5. The method for positioning and integrity monitoring of an apt service of claim 4, wherein said determining the position of an aircraft using a combined positioning algorithm comprises:

calculating a ranging error obtained by two-way ranging of m DME stations and a pseudo range error obtained by one-way measurement of n LDACS stations;

constructing an observation equation of a ranging system based on the ranging error and the pseudo-range error;

taking the air pressure height as an observed quantity, and introducing the air pressure type height meter into a system to obtain a height observation equation;

constructing an observation model of the system based on the observation equation and the altitude observation equation;

and solving the observation model by adopting a least square method to determine the position of the aircraft.

6. The method for positioning and integrity monitoring of an apt service according to claim 5, wherein said performing integrity monitoring on a combined positioning by using a multi-resolution method specifically comprises:

calculating a state main estimate and a state sub-estimate based on an observation model of the system;

calculating a difference covariance matrix based on the state main estimate and the state sub-estimates;

constructing a horizontal position test statistic based on the difference covariance matrix;

calculating a fault detection threshold according to the false detection probability;

determining whether a fault exists according to the test statistic and the detection threshold;

if the fault exists, isolating the fault and calculating the protection level of the system;

if no fault exists, directly calculating the protection level of the system;

and completing integrity monitoring of combined positioning according to the protection level.

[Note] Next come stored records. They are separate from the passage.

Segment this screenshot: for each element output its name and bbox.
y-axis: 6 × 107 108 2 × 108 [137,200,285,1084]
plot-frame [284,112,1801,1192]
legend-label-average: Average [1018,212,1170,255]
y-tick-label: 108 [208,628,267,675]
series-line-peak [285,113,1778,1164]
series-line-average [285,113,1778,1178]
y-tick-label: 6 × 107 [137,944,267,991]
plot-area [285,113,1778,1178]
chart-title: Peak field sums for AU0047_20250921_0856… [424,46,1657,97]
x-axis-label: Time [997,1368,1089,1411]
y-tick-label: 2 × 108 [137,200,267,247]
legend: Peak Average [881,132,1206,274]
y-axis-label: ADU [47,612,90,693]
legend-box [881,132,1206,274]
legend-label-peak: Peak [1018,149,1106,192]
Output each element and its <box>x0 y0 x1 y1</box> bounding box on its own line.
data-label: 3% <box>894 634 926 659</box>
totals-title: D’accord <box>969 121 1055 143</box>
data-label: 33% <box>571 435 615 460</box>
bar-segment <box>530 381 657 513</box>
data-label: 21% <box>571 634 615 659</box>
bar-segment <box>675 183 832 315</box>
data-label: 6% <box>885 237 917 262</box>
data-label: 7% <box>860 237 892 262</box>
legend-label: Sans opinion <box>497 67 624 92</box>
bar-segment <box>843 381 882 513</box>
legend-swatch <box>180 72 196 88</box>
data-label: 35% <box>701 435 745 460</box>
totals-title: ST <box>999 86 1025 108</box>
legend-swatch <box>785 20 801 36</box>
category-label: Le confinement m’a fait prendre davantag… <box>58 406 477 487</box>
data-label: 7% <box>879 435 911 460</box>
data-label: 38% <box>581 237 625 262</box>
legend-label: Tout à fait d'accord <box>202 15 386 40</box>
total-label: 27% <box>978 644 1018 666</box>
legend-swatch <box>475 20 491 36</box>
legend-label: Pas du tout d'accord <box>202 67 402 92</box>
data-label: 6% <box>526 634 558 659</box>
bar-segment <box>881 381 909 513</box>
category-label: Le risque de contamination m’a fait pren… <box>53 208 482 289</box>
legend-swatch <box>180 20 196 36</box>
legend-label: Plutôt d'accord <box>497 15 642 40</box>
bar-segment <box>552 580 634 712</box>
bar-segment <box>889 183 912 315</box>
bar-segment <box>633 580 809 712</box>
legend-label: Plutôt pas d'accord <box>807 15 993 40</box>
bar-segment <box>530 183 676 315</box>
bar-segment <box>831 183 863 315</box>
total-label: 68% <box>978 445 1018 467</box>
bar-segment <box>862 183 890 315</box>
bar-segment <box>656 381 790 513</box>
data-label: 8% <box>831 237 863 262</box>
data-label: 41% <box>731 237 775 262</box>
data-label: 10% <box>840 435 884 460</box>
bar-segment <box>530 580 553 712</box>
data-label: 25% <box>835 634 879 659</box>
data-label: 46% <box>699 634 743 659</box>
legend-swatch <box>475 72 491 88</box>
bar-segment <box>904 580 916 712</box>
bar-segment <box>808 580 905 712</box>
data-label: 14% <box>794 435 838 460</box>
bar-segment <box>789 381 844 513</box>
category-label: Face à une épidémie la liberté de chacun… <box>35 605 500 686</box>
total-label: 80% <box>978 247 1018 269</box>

7. A positioning and integrity monitoring system for an APNT service, comprising:

the demand determining module is used for determining the positioning accuracy demand in the target scene;

the first positioning and integrity monitoring module is used for determining the position of the aircraft by adopting a combined positioning algorithm when the positioning precision requirement is high-precision positioning, and carrying out integrity monitoring on the combined positioning by adopting a multi-solution separation mode;

the judging module is used for judging whether the aircraft is a high-altitude user or not when the positioning precision requirement is low-precision positioning;

the second positioning and integrity monitoring module is used for determining the position of the aircraft by adopting an air-to-air positioning algorithm based on the LDACS high-altitude user and the low-altitude user when the aircraft is a low-altitude user, and carrying out integrity monitoring on the air-to-air positioning by adopting a least square residual error method;

in the aspect of determining the position of the aircraft by adopting an air-to-air positioning algorithm of a high-altitude user and a low-altitude user based on LDACS, the second positioning and integrity monitoring module specifically comprises: the high-altitude user position information unit is used for determining the position information of the high-altitude user by adopting a Multi-DME positioning algorithm; a measurement distance determining unit, configured to determine a measurement distance between the high-altitude user and the low-altitude user based on a two-way ranging function of the LDACS; and the position determining unit is used for determining the position of the aircraft according to the measured distance and the position information of the high-altitude user.

8. The system for locating and monitoring the integrity of an apt service of claim 7, further comprising: and the third positioning and integrity monitoring module is used for determining the position of the aircraft by adopting a DME/DME-based positioning algorithm when the aircraft is a high-altitude user and carrying out integrity monitoring on the DME/DME-based positioning algorithm.